Another thing the farmer's markets have is a wider variety of little seen varieties that don't ship well but are so much fun to try out, and are in danger of being lost forever. This is also one reason I buy beans and such from Native Seed Search who is trying to preserve the wide variety of beans and other desert varieties. Yesterday I got a Sharlynn melon at a local store which will be fun to try. I enjoy eating purple potatoes and yellow tomatoes and strange squashes. I usually by my bread at a local bakery which has such yummy stuff. They make a rosemary bread that is fantastic. It is so good with peanut butter. I kid you not.

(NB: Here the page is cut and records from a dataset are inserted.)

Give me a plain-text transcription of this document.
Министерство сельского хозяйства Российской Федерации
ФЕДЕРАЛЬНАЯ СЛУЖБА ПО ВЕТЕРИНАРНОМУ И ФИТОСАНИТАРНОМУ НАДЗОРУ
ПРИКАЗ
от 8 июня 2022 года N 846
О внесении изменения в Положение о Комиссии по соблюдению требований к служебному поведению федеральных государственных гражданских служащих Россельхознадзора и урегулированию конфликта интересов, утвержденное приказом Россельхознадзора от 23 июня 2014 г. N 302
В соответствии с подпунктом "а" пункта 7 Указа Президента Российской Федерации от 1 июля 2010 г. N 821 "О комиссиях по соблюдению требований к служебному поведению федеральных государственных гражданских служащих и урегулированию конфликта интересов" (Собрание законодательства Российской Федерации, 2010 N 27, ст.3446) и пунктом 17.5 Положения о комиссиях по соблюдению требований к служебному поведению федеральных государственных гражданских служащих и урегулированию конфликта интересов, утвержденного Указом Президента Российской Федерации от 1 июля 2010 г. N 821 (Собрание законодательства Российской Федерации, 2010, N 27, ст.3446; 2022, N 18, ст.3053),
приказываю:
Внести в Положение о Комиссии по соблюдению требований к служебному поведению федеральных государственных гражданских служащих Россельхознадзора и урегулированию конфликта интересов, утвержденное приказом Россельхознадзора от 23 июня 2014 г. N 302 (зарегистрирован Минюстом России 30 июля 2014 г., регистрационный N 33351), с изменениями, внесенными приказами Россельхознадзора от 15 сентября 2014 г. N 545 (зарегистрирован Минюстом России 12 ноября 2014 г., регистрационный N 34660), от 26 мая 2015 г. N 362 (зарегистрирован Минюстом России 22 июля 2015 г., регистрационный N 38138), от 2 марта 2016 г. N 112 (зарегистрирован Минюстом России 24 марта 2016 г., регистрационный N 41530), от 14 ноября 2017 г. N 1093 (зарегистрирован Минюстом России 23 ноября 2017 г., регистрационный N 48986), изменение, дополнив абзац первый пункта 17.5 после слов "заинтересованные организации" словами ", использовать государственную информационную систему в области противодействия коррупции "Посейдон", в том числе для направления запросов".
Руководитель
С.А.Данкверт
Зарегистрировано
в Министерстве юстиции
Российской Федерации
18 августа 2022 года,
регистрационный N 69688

Yes this way is more expensive but it's just me and I can afford it if I'm careful. After reading the book I looked in my cupboards and found all kinds of food that I've bought and never eaten. I could probably exist nicely on just that for a month, but I do have a goal to get through a bunch of the stuff in the cupboard corners also. It's good stuff. I just stick it in the cupboard and forget it's there. This way of eating means taking your lunch to work but I usually do anyway.

Manning also hunts and picked up a bison from a bison farm, but I don't think I'll go that far. For one thing I don't know that I would trust myself with a gun and it's really expensive to get all the stuff you need to hunt. I'll stick with supporting the small farmers who are raising range fed animals and treating them decently and not just medicating them.